Ayat 147 – 151 masih terkait perintah Allah kepada Rasulullah Saw., untuk menjelaskan kekeliruan aturan kaum musyrikin terkait binatang ternak. Allah menegaskan, kalau mereka menolak penjelasan engkau wahai Muhammad maka janganlah bersedih. Allah akan tetap merahmatimu dan akan mengazab kaum yang zalim itu. Nanti setelah azab Allah turun, mereka akan berkilah, sekiranya Allah menghendaki, niscaya kami dan orang tua kami tidak menyekutukan Allah dan tidak pula mengharamkan sesuatu.
Penolakan tersebut sudah terjadi juga oleh umat sebelum Nabi Muhammad saw. Ketika azab Allah mendera mereka, mereka juga mengatakan hal yang sama. Sungguh mereka adalah kaum yang tidak berilmu dan pendusta. Allah memerintahkan juga kepada Rasul Saw. untuk menjawab kilah dan kebohongan mereka dengan perkataan: Allah memiliki argumentasi yang jelas dan sudah dijelaskan pula sejelas-jelasnya. Allah tidak akan memberikan hidayah kepada orang yang tidak yakin pada-Nya, pada Al-Qur’an dan akhirat.
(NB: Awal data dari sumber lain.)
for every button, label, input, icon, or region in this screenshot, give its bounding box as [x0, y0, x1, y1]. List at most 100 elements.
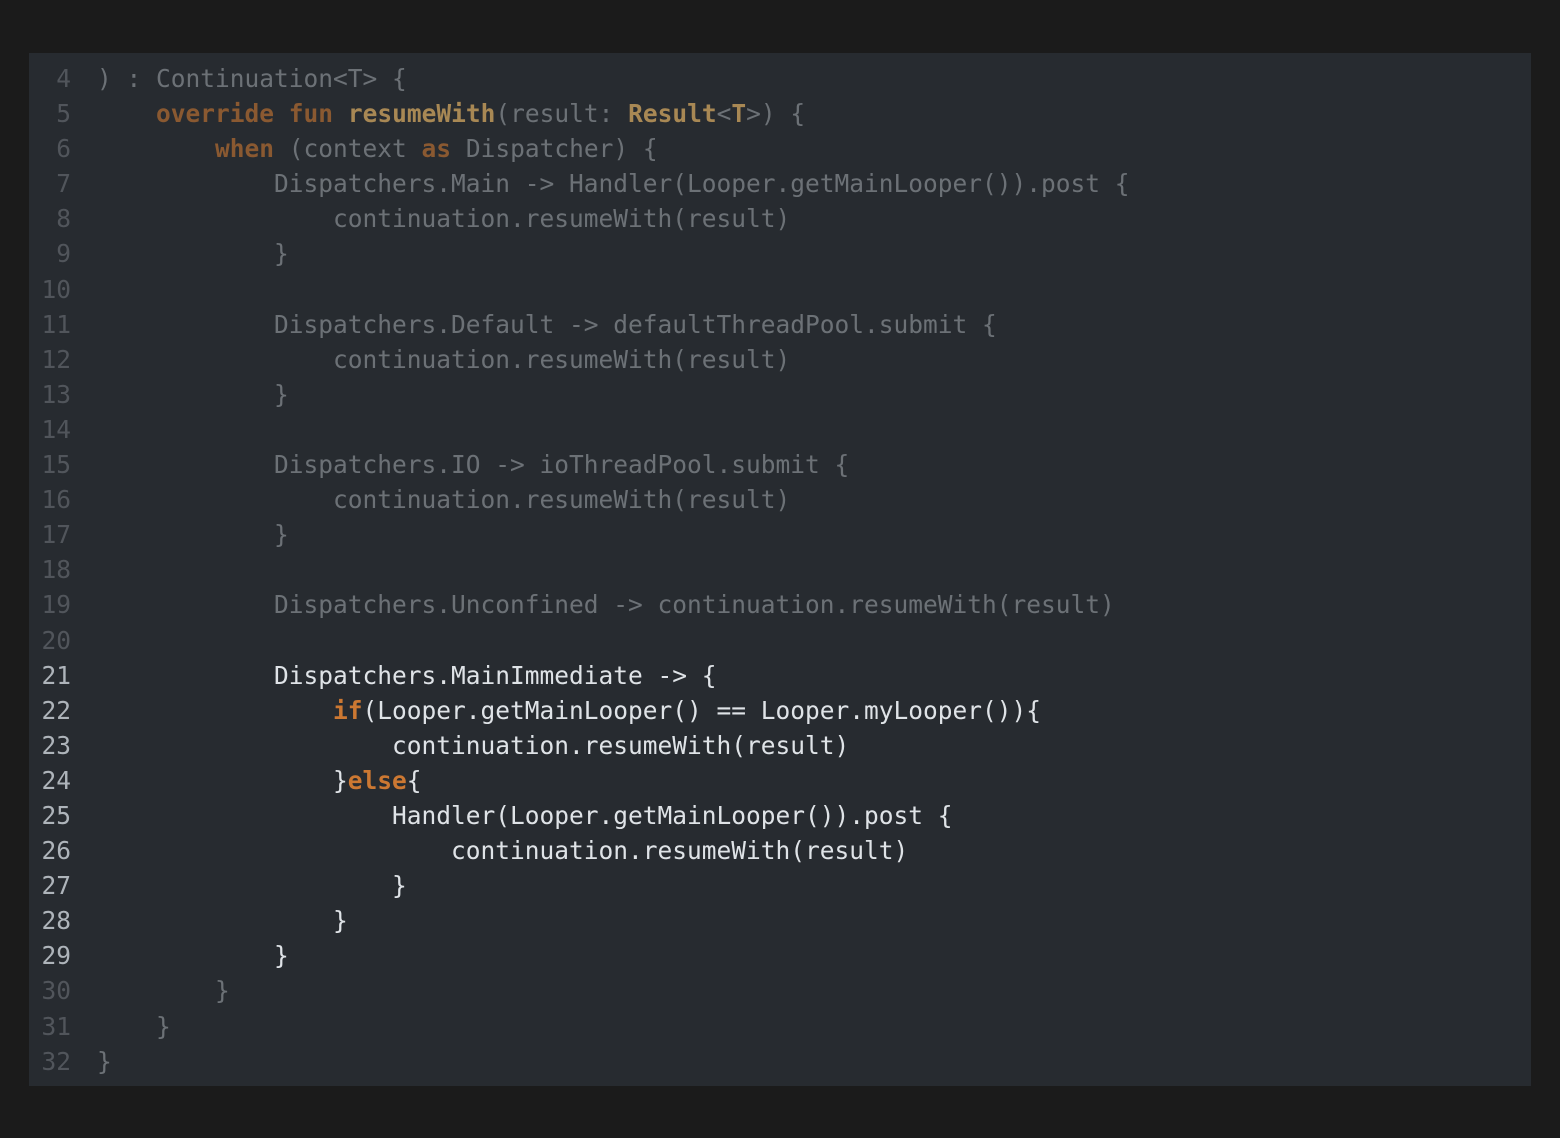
line-number: 27 [41, 871, 71, 901]
code-text: }else{ [97, 763, 422, 798]
code-token: (context [274, 134, 422, 164]
code-line[interactable]: 7 Dispatchers.Main -> Handler(Looper.get… [29, 166, 1531, 201]
line-number: 31 [41, 1011, 71, 1041]
code-text: } [97, 236, 289, 271]
line-number: 6 [56, 134, 71, 164]
code-line[interactable]: 12 continuation.resumeWith(result) [29, 342, 1531, 377]
line-number: 11 [41, 309, 71, 339]
code-token: continuation.resumeWith(result) [97, 344, 791, 374]
code-token: < [716, 99, 732, 129]
code-line[interactable]: 18 [29, 552, 1531, 587]
code-line[interactable]: 22 if(Looper.getMainLooper() == Looper.m… [29, 693, 1531, 728]
code-line[interactable]: 5 override fun resumeWith(result: Result… [29, 96, 1531, 131]
code-text: Dispatchers.MainImmediate -> { [97, 658, 717, 693]
code-line[interactable]: 19 Dispatchers.Unconfined -> continuatio… [29, 587, 1531, 622]
code-text: } [97, 938, 289, 973]
code-token: } [97, 765, 348, 795]
code-text: } [97, 517, 289, 552]
code-text: when (context as Dispatcher) { [97, 131, 658, 166]
code-line[interactable]: 32} [29, 1044, 1531, 1079]
line-number: 24 [41, 765, 71, 795]
code-text: } [97, 1009, 171, 1044]
code-line[interactable]: 23 continuation.resumeWith(result) [29, 728, 1531, 763]
code-line[interactable]: 31 } [29, 1009, 1531, 1044]
code-line[interactable]: 9 } [29, 236, 1531, 271]
code-line[interactable]: 25 Handler(Looper.getMainLooper()).post … [29, 798, 1531, 833]
line-number: 23 [41, 730, 71, 760]
code-token: } [97, 1011, 171, 1041]
code-line[interactable]: 13 } [29, 377, 1531, 412]
code-line[interactable]: 15 Dispatchers.IO -> ioThreadPool.submit… [29, 447, 1531, 482]
code-text: } [97, 868, 407, 903]
line-number: 14 [41, 414, 71, 444]
code-line[interactable]: 8 continuation.resumeWith(result) [29, 201, 1531, 236]
identifier-token: resumeWith [347, 99, 496, 129]
line-number: 28 [41, 906, 71, 936]
keyword-token: fun [288, 99, 334, 129]
code-token: } [97, 520, 289, 550]
code-text: continuation.resumeWith(result) [97, 342, 790, 377]
code-token: >) { [746, 99, 806, 129]
line-number: 26 [41, 836, 71, 866]
code-text: continuation.resumeWith(result) [97, 201, 790, 236]
line-number: 17 [41, 520, 71, 550]
line-number: 19 [41, 590, 71, 620]
code-text: } [97, 377, 289, 412]
line-number: 25 [41, 800, 71, 830]
code-token: Dispatchers.Unconfined -> continuation.r… [97, 590, 1115, 620]
line-number: 20 [41, 625, 71, 655]
identifier-token: Result [628, 99, 717, 129]
code-token: (Looper.getMainLooper() == Looper.myLoop… [362, 695, 1042, 725]
code-token: Dispatcher) { [451, 134, 658, 164]
code-line[interactable]: 24 }else{ [29, 763, 1531, 798]
code-token: } [97, 1046, 112, 1076]
code-line[interactable]: 26 continuation.resumeWith(result) [29, 833, 1531, 868]
code-token: continuation.resumeWith(result) [97, 204, 791, 234]
code-line[interactable]: 4 ) : Continuation<T> { [29, 61, 1531, 96]
line-number: 4 [56, 64, 71, 93]
identifier-token: T [731, 99, 747, 129]
code-line[interactable]: 27 } [29, 868, 1531, 903]
line-number: 22 [41, 695, 71, 725]
code-line[interactable]: 14 [29, 412, 1531, 447]
code-token: Dispatchers.Main -> Handler(Looper.getMa… [97, 169, 1130, 199]
code-token: Handler(Looper.getMainLooper()).post { [97, 800, 953, 830]
code-line[interactable]: 29 } [29, 938, 1531, 973]
code-text: } [97, 973, 230, 1008]
code-line[interactable]: 20 [29, 623, 1531, 658]
code-line[interactable]: 10 [29, 272, 1531, 307]
line-number: 9 [56, 239, 71, 269]
code-token: } [97, 976, 230, 1006]
code-token: continuation.resumeWith(result) [97, 485, 791, 515]
code-line[interactable]: 17 } [29, 517, 1531, 552]
code-token: } [97, 906, 348, 936]
line-number: 15 [41, 450, 71, 480]
code-token: } [97, 871, 407, 901]
code-token: Dispatchers.Default -> defaultThreadPool… [97, 309, 997, 339]
code-line[interactable]: 6 when (context as Dispatcher) { [29, 131, 1531, 166]
code-text: } [97, 903, 348, 938]
code-text: if(Looper.getMainLooper() == Looper.myLo… [97, 693, 1041, 728]
code-token: } [97, 379, 289, 409]
code-line[interactable]: 30 } [29, 973, 1531, 1008]
code-line[interactable]: 11 Dispatchers.Default -> defaultThreadP… [29, 307, 1531, 342]
code-text: continuation.resumeWith(result) [97, 728, 849, 763]
code-text: continuation.resumeWith(result) [97, 833, 908, 868]
code-text: ) : Continuation<T> { [97, 61, 407, 96]
code-token: Dispatchers.MainImmediate -> { [97, 660, 717, 690]
code-line[interactable]: 16 continuation.resumeWith(result) [29, 482, 1531, 517]
code-line[interactable]: 28 } [29, 903, 1531, 938]
code-token: { [406, 765, 422, 795]
line-number: 18 [41, 555, 71, 585]
keyword-token: as [421, 134, 452, 164]
keyword-token: when [215, 134, 275, 164]
line-number: 30 [41, 976, 71, 1006]
code-token: } [97, 941, 289, 971]
keyword-token: if [333, 695, 363, 725]
code-line[interactable]: 21 Dispatchers.MainImmediate -> { [29, 658, 1531, 693]
line-number: 10 [41, 274, 71, 304]
code-text: Handler(Looper.getMainLooper()).post { [97, 798, 953, 833]
code-editor[interactable]: 4 ) : Continuation<T> {5 override fun res… [29, 53, 1531, 1086]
Allah juga memerintahkan Rasul Saw. agar tidak terbawa dan ikut-ikutan cara kaum musyrikin bersaksi dan mengikuti hawa nafsu orang-orang yang menolak sistem Allah. Tidak yakin pada akhirat itulah salah satu faktor yang membuat mereka berani menyekutukan Allah. Allah memerintahkan Rasul-Nya untuk menegaskan apa-apa yang diharamkan Allah. Di antaranya, syirik pada Allah, durhaka kepada kedua orang tua, membunuh anak karena takut miskin, sebab Allah yang memberi rezeki orang tuanya dan juga mereka, berbuat keji baik yang tampak maupun yang tersembunyi, membunuh orang lain tanpa jalan yang hak (yang dibenarkan Allah). Semua itu adalah ketetapan Allah agar kaum musyrikin itu menggunakan akal mereka.
Ayat 152 masih meneruskan apa-apa yang diharamkan Allah seperti, memakan harta anak yatim kecuali dengan cara yang dibenarkan Allah, curang dalam takaran dan timbangan, tidak adil dalam berkata atau bersaksi dan tidak menepati janji dengan Allah. Semua itu adalah ketetapan Allah agar kaum musyrikin itu mendapat peringatan.
Ayat 153 menegaskan bahwa semua sistem dan peraturan Allah yang tercantum dalam Al-Qur’an itu adalah jalan yang ditempuh Rasul Saw. dengan lurus dan konsisten. Maka umat Islam wajib mengikutinya dan dilarang mengikuti jalan atau sistem-sistem lain, pasti menyebabkan umat ini berpecah belah. Semua sistem itu adalah keputusan Allah bagi kaum muslimin agar mereka menjadi orang-orang yang bertakwa.
Ayat 155 menjelaskan Al-Qur’an adalah Kitab yang Allah turunkan dengan penuh keberkahan. Umat Islam wajib mengikuti kandungannya berupa perintah, larangan dan sebagainya agar mereka mendapat rahmat dari Allah. Kalau tidak, jangan harap rahmat Allah turun atas mereka.
Ayat 156 dan 157 menjelaskan kembali beberapa kilah kaum musyrikin atas penolakan mereka terhadap Al-Qur’an, seperti, Kitab Suci itu hanya diturunkan kepada Yahudi dan Nasrani. Kami tidak bisa mempelajarinya karena bukan bahasa Arab. Jika Al-Kitab itu diturunkan pada kami dengan bahasa kami, pasti kami lebih lurus jalan hidupnya dari mereka. Lalu Allah menjawab: Bukankah telah diturunkan kepada kalian Al-Qur’an yang berbahasa kalian (Arab) sebagai petunjuk dan rahmat. Allah mengancam orang-orang menolak Al-Qur’an dan berpaling darinya dengan seburuk-buruk azab.
Pemikiran kaum musyrik itu tidak konsisten. Mereka selalu saja memberikan argumentasi yang lemah dan berubah-ubah. Sebab itu, berbagai argumentasi mereka dengan mudah dipatahkan. Hal tersebut tidaklah heran, karena kemusyrikan itu sendiri tidak ilmiah dan tidak logis.